基于几何光学模型的人工林叶面积指数遥感反演

doi:10.3724/SP.J.1047.2012.00358

地球信息科学学报 ›› 2012, Vol. 14 ›› Issue (3): 358-365.doi: 10.3724/SP.J.1047.2012.00358

基于几何光学模型的人工林叶面积指数遥感反演

陈瀚阅^1,2, 黄文江³, 牛铮¹, 高帅¹

1. 中国科学院遥感应用研究所遥感科学国家重点实验室,北京 100101;
2. 中国科学院研究生院,北京 100039;
3. 国家农业信息化工程技术研究中心,北京 100097

收稿日期:2012-03-15 修回日期:2012-05-03 出版日期:2012-06-25 发布日期:2012-06-25
通讯作者: 陈瀚阅(1985-),女,福建莆田人,博士研究生。研究方向为定量遥感。E-mail: chenhanyue.420@163.com E-mail:chenhanyue.420@163.com
作者简介:牛铮(1965-),男,北京人,研究员。研究方向为全球变化遥感。E-mail: niuz@irsa.ac.cn
基金资助:
全球变化研究国家重大科学研究计划项目(2010CB9506030);国家自然科学基金项目(40971202,41001209)资助。

Estimation of Forest Leaf Area Index from Remote Sensing Data Using the Algorithm Based on Geometric-optical Model

CHEN Hanyue^1,2, HUANG Wenjiang³, NIU Zheng¹, GAO Shuai¹

1. State Key Laboratory of Remote Sensing Science, Institute of Remote Sensing Applications, CAS, Beijing 100101, China;
2. Graduate University of Chinese Academy of Sciences, Beijing 100049, China;
3. National Engineering Research Center for Information Technology in Agriculture, Beijing 100097, China

Received:2012-03-15 Revised:2012-05-03 Online:2012-06-25 Published:2012-06-25

摘要/Abstract

摘要：

MODIS等全球叶面积指数(LAI)产品空间分辨率偏低(250m~7km),不能满足高空间分辨率遥感应用的需求。为获取大区域高空间分辨率LAI,有必要对物理模型用于高空间分辨率遥感影像LAI反演的可行性进行探讨。本文基于4-scale模型LAI反演算法,以甘肃省张掖为研究区,利用TM 影像实现研究区人工林LAI反演。反演算法考虑了反射率入射-观测角度对LAI与植被指数关系的影响和植被冠层尺度的集聚程度。利用地面实测LAI数据对反演结果进行验证与分析,并与NDVI经验模型进行对比,同时分析LAI反演结果对波段反射率敏感性。

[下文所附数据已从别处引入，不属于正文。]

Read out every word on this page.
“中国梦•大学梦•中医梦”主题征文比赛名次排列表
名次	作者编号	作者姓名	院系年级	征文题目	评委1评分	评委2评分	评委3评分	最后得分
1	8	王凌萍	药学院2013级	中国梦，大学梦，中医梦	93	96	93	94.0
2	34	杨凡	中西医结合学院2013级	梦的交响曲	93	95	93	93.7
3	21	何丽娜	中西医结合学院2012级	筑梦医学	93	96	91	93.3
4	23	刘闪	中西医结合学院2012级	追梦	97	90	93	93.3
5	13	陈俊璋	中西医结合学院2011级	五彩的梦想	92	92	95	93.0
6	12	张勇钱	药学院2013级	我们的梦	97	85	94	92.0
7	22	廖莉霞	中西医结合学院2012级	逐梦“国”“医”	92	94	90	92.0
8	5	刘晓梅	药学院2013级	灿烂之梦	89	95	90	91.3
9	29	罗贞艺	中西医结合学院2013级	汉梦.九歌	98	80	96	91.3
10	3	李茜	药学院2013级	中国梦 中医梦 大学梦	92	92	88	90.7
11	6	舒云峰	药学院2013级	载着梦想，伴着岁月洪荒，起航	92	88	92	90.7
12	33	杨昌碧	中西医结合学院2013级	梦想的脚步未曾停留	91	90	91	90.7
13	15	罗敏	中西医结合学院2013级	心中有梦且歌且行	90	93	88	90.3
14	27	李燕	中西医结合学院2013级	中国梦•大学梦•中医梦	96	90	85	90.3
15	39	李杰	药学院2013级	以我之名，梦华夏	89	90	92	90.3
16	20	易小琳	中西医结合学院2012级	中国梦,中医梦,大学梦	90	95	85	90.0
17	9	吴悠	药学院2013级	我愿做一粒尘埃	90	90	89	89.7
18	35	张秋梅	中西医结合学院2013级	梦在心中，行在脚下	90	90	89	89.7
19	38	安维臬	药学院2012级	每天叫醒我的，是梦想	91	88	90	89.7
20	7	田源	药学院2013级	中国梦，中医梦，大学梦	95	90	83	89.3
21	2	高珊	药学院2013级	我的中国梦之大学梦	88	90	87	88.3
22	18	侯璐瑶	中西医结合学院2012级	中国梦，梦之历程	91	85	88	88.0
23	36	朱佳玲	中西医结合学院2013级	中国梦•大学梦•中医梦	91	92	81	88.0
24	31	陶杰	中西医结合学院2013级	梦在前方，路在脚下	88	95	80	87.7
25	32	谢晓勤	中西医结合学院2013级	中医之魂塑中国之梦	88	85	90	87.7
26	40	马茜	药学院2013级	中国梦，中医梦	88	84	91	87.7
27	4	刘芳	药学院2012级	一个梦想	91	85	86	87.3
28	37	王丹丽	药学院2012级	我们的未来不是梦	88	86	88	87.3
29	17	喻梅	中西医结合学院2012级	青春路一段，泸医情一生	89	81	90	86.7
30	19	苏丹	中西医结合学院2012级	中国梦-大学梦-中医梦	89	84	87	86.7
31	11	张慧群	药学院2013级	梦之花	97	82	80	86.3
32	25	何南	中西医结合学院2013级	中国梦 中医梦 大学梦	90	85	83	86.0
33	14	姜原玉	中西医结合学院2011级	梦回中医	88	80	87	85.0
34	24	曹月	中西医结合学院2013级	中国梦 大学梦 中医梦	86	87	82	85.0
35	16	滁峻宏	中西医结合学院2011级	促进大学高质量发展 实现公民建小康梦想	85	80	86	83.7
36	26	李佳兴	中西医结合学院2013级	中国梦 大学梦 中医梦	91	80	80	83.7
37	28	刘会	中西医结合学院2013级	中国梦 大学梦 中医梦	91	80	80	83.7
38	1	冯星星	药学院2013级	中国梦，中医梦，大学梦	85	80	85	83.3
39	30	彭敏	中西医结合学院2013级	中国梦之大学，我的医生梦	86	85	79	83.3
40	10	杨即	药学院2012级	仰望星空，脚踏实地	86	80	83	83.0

结果表明: 4-scale模型LAI反演结果与实测LAI一致性良好(R²=0.67,RMSE=0.50),且优于NDVI经验模型(R²=0.59,RMSE=0.67);当LAI大于2时,4-scale模型LAI反演算法误差小于NDVI经验模型,能有效避免植被指数的饱和现象;红光波段反射率减小时,引起4-scale模型LAI反演结果的变化幅度比其增大时更高,且影响程度大于近红外波段反射率。研究表明,4-scale 模型LAI反演算法可用于TM数据反演人工林LAI,模型应用普适性较强。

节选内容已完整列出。